How does it feel knowing that the game you worked on so hard, has now come to life and people are able to play the game? Any fun moments from that so far, either online or at a show?
It’s an amazing feeling. To have something you created be out there in the world – being the centre of an experience for a group of friends around a table – it’s wonderful.
The coolest moment at a show so far was at Gen Con this year, being recognized by the name on my badge by a fan of Masque of the Red Death! Online, it’s seeing little mentions and reviews popping up here and there, and of course seeing pictures of people’s painted minis!
Do you have any designer tips now that people have been playing? What would you suggest to them to they can survive The Red Death?
Never allow yourself to fall too far behind in popularity; you don’t want to lose the pack or it will be very hard to get back on level ground. If you have fallen back, remember that you will act first in the round and use that to your advantage. Take a few rounds to bump that popularity back up!
Start with an initial plan based around your Personality card. You’ll want to play it with one of your 12 actions, so go in with a plan on when you think that should be.
Most important to survival is using your cards at the right times. Any action card that lets you take rumour cards from your opponents allows you to specify a time you want to see, so use them a little later in the game when you know exactly where the gaps in your information are. Especially important is to use Swindle late in the game, as one of your last 2 actions. Seeing 2 rumour cards and having to remember them can be hard if you do it too early, but is very strong right before midnight.
Lastly, pay attention to what other players are asking of each other! If I need a 12:50 card, and Duke Desire just stole a 12:50 card from Duchess Vanity, I know who to come after for one.
Any other fun behind-the-scenes stories from when you were making the game that you wanted to share?
I am not a good artist. At all. When I was first designing Masque of the Red Death I needed a game board that looked like the Abbey of Prince Prospero that I could envision in my head. Drawing a top-down view of an abbey proved to be far beyond my abilities. After a lot of frustrating attempts, I finally decided to 3D model the whole thing, put in lighting and textures, and then just take a screenshot of the top-down view. Suddenly I had something that looked decent and had walls at angles that actually made sense. It wasn’t quite as good as Gris Grimly’s final version though!

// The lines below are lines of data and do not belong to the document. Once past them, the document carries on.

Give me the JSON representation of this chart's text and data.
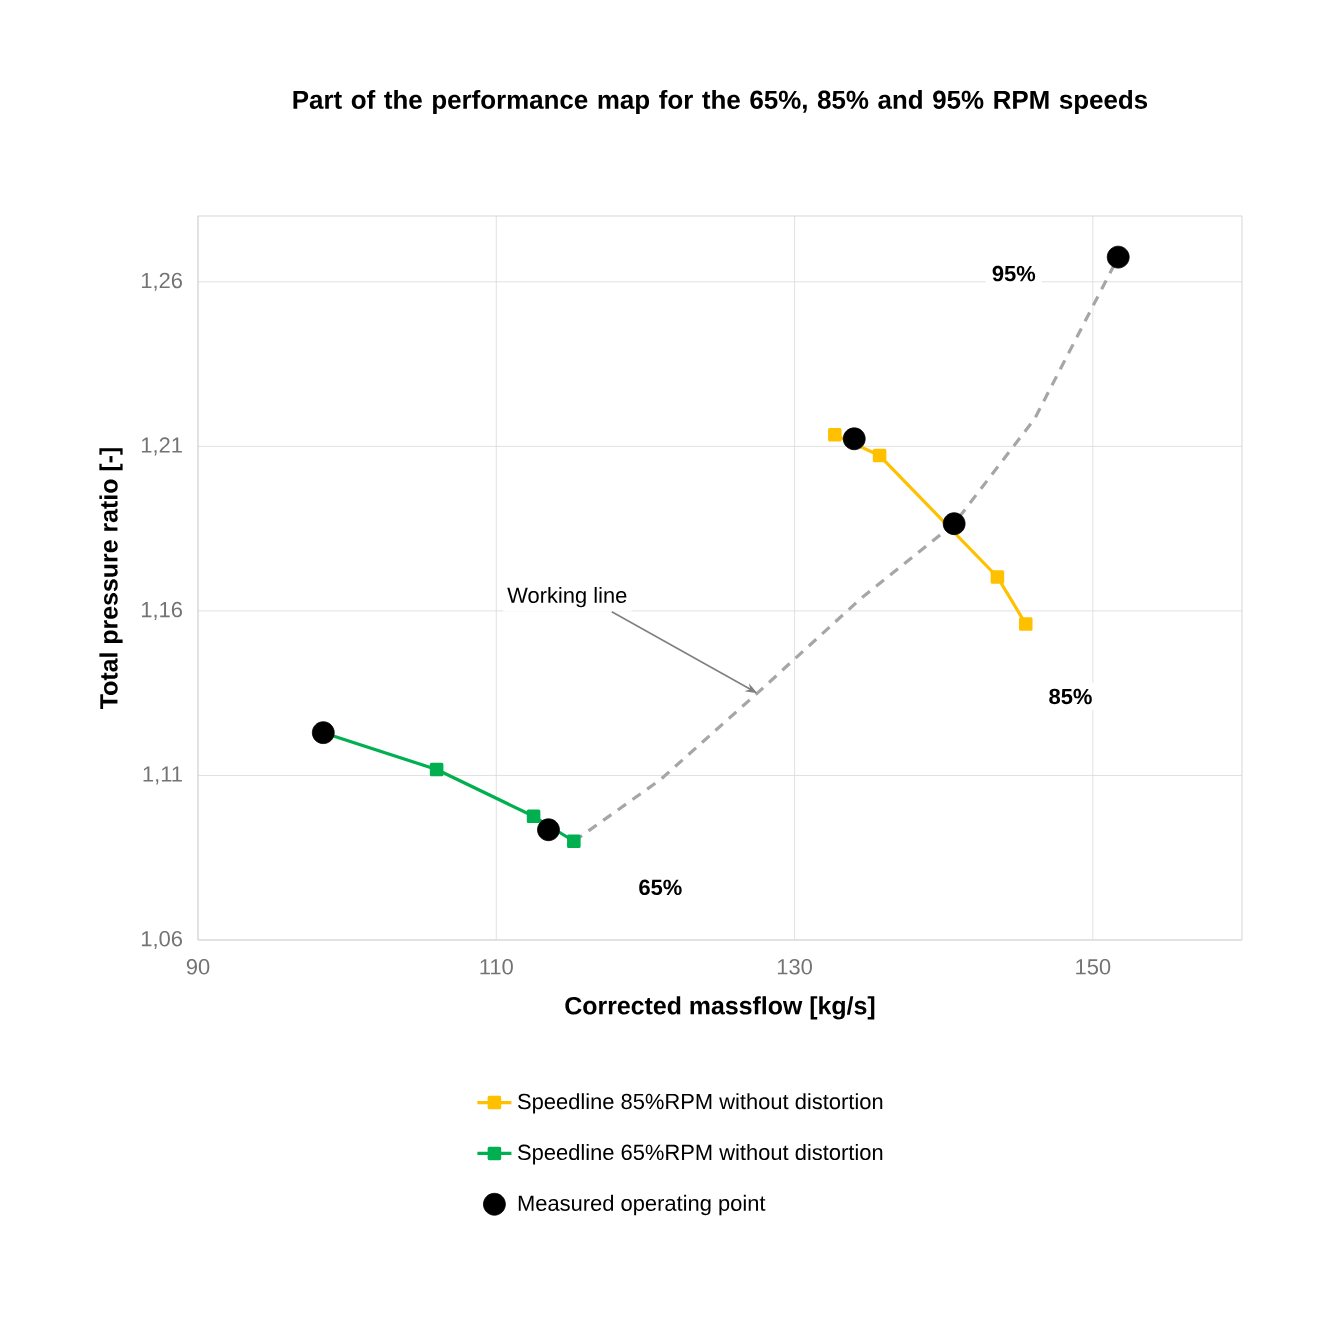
{
  "chart_data": {
    "type": "line",
    "title": "Part of the performance map for the 65%, 85% and 95% RPM speeds",
    "xlabel": "Corrected massflow [kg/s]",
    "ylabel": "Total pressure ratio [-]",
    "xlim": [
      90,
      160
    ],
    "ylim": [
      1.06,
      1.28
    ],
    "xticks": [
      90,
      110,
      130,
      150
    ],
    "yticks": [
      {
        "value": 1.06,
        "label": "1,06"
      },
      {
        "value": 1.11,
        "label": "1,11"
      },
      {
        "value": 1.16,
        "label": "1,16"
      },
      {
        "value": 1.21,
        "label": "1,21"
      },
      {
        "value": 1.26,
        "label": "1,26"
      }
    ],
    "grid": true,
    "legend": "bottom",
    "series": [
      {
        "name": "Speedline 85%RPM without distortion",
        "marker": "square",
        "color": "#ffc000",
        "x": [
          132.7,
          135.7,
          140.7,
          143.6,
          145.5
        ],
        "values": [
          1.2135,
          1.2072,
          null,
          1.1703,
          1.156
        ]
      },
      {
        "name": "Speedline 65%RPM without distortion",
        "marker": "square",
        "color": "#00b050",
        "x": [
          98.4,
          106.0,
          112.5,
          115.2
        ],
        "values": [
          1.123,
          1.1118,
          1.0976,
          1.09
        ]
      },
      {
        "name": "Measured operating point",
        "type": "scatter",
        "marker": "circle",
        "color": "#000000",
        "x": [
          98.4,
          113.5,
          134.0,
          140.7,
          151.7
        ],
        "values": [
          1.123,
          1.0935,
          1.2123,
          1.1865,
          1.2675
        ]
      },
      {
        "marker": "none",
        "line_style": "dashed",
        "color": "#a6a6a6",
        "x": [
          115.2,
          121.0,
          127.5,
          134.4,
          140.7,
          146.1,
          151.7
        ],
        "values": [
          1.09,
          1.1087,
          1.135,
          1.1636,
          1.1865,
          1.2184,
          1.2675
        ]
      }
    ],
    "annotations": [
      {
        "text": "Working line",
        "x": 127.5,
        "y": 1.135
      },
      {
        "text": "65%",
        "x": 121.0,
        "y": 1.076
      },
      {
        "text": "85%",
        "x": 148.5,
        "y": 1.134
      },
      {
        "text": "95%",
        "x": 144.7,
        "y": 1.2625
      }
    ]
  }
}
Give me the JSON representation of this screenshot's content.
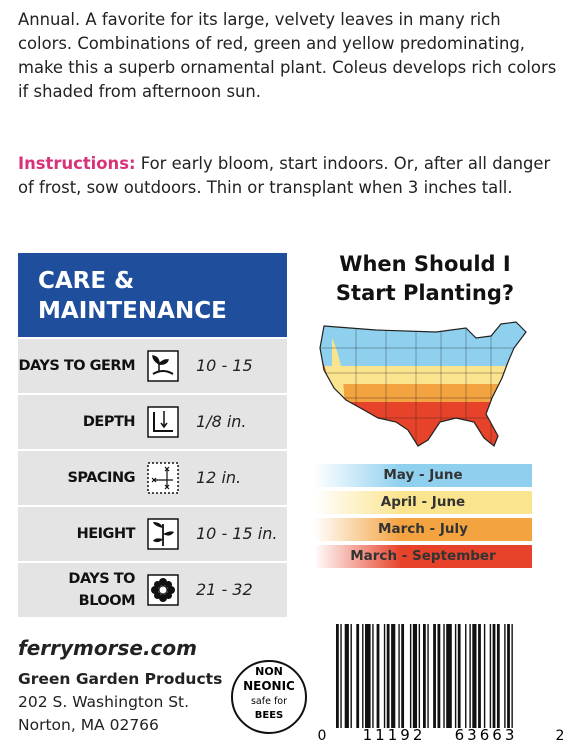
{
  "description": "Annual. A favorite for its large, velvety leaves in many rich colors. Combinations of red, green and yellow predominating, make this a superb ornamental plant. Coleus develops rich colors if shaded from afternoon sun.",
  "instructions": {
    "label": "Instructions:",
    "text": "For early bloom, start indoors. Or, after all danger of frost, sow outdoors. Thin or transplant when 3 inches tall."
  },
  "care": {
    "title": [
      "CARE &",
      "MAINTENANCE"
    ],
    "rows": [
      {
        "label": [
          "DAYS TO GERM"
        ],
        "value": "10 - 15"
      },
      {
        "label": [
          "DEPTH"
        ],
        "value": "1/8 in."
      },
      {
        "label": [
          "SPACING"
        ],
        "value": "12 in."
      },
      {
        "label": [
          "HEIGHT"
        ],
        "value": "10 - 15 in."
      },
      {
        "label": [
          "DAYS TO",
          "BLOOM"
        ],
        "value": "21 - 32"
      }
    ]
  },
  "planting": {
    "title": [
      "When Should I",
      "Start Planting?"
    ],
    "zones": [
      "May - June",
      "April - June",
      "March - July",
      "March - September"
    ]
  },
  "footer": {
    "website": "ferrymorse.com",
    "company": "Green Garden Products",
    "address": [
      "202 S. Washington St.",
      "Norton, MA 02766"
    ],
    "badge": [
      "NON",
      "NEONIC",
      "safe for",
      "BEES"
    ],
    "barcode": [
      "0",
      "11192",
      "63663",
      "2"
    ]
  }
}
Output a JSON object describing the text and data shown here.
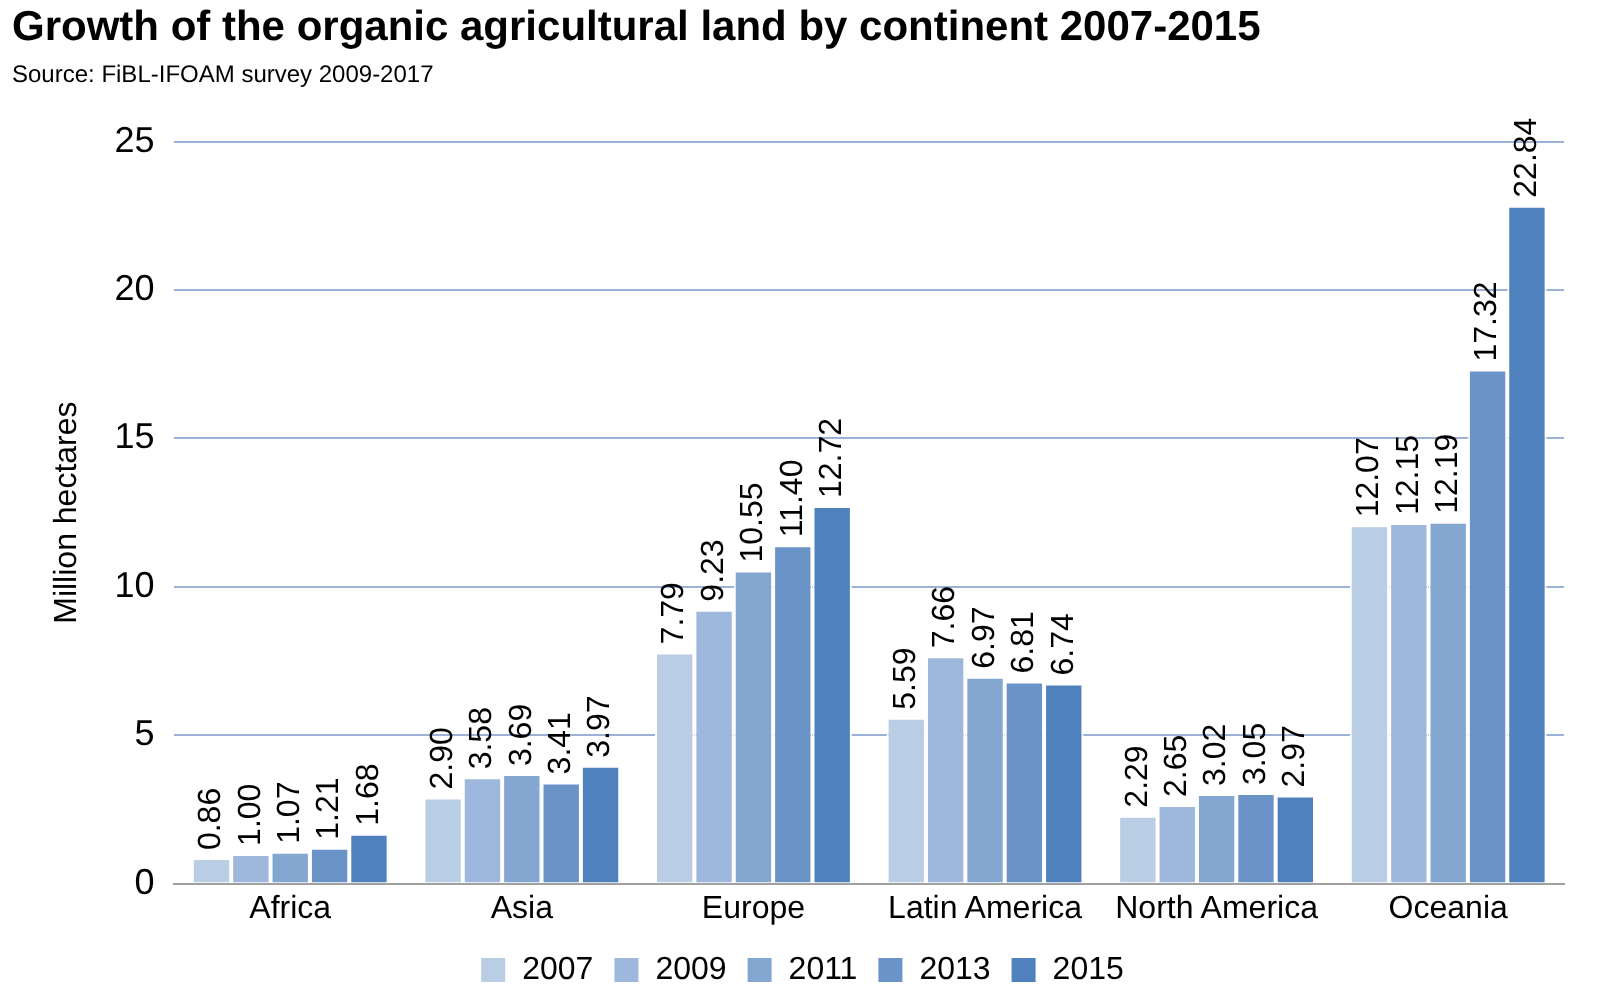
{
  "chart_data": {
    "type": "bar",
    "title": "Growth of the organic agricultural land by continent 2007-2015",
    "subtitle": "Source: FiBL-IFOAM survey 2009-2017",
    "ylabel": "Million hectares",
    "categories": [
      "Africa",
      "Asia",
      "Europe",
      "Latin America",
      "North America",
      "Oceania"
    ],
    "series": [
      {
        "name": "2007",
        "color": "#b9cde5",
        "values": [
          0.86,
          2.9,
          7.79,
          5.59,
          2.29,
          12.07
        ],
        "value_labels": [
          "0.86",
          "2.90",
          "7.79",
          "5.59",
          "2.29",
          "12.07"
        ]
      },
      {
        "name": "2009",
        "color": "#9db8dc",
        "values": [
          1.0,
          3.58,
          9.23,
          7.66,
          2.65,
          12.15
        ],
        "value_labels": [
          "1.00",
          "3.58",
          "9.23",
          "7.66",
          "2.65",
          "12.15"
        ]
      },
      {
        "name": "2011",
        "color": "#84a7d2",
        "values": [
          1.07,
          3.69,
          10.55,
          6.97,
          3.02,
          12.19
        ],
        "value_labels": [
          "1.07",
          "3.69",
          "10.55",
          "6.97",
          "3.02",
          "12.19"
        ]
      },
      {
        "name": "2013",
        "color": "#6a93c8",
        "values": [
          1.21,
          3.41,
          11.4,
          6.81,
          3.05,
          17.32
        ],
        "value_labels": [
          "1.21",
          "3.41",
          "11.40",
          "6.81",
          "3.05",
          "17.32"
        ]
      },
      {
        "name": "2015",
        "color": "#4f81bd",
        "values": [
          1.68,
          3.97,
          12.72,
          6.74,
          2.97,
          22.84
        ],
        "value_labels": [
          "1.68",
          "3.97",
          "12.72",
          "6.74",
          "2.97",
          "22.84"
        ]
      }
    ],
    "ylim": [
      0,
      25
    ],
    "yticks": [
      0,
      5,
      10,
      15,
      20,
      25
    ],
    "grid": "y",
    "legend": "bottom"
  }
}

Anything else you want to say?
I’ve seen the occasional mention of people wanting to take notes when playing Masque of the Red Death. I understand the desire – my memory is horrible too. But the memory element does a few very important things here.
First and most importantly, it makes the game more tense. Masque of the Red Death is all about the feeling of dread and tension as midnight approaches. Having your information be an iron-clad sure thing reduces this tension. If you’re 80% sure that you remember Green was safe at 12:10 but… maybe it was 12:20? That adds to the experience.
Second, as mentioned above, the relative value of the action cards change throughout the night and that’s lost if you could write things down. Cards like Flirt and Swindle (where you only look at another players’ cards but don’t get to keep them) are weak if played early in the game, but become nearly as valuable as cards like Threaten or Menace when played right before midnight.
And third, drawing an Evidence Card and getting to look at a Red Death Card is, again, very good when it’s close to midnight. But it’s not nearly as good on turn 1 because you have to hold that information in your head for longer. If you got to write the information down, the timing of when you get the information is less relevant and I feel that detracts from the game.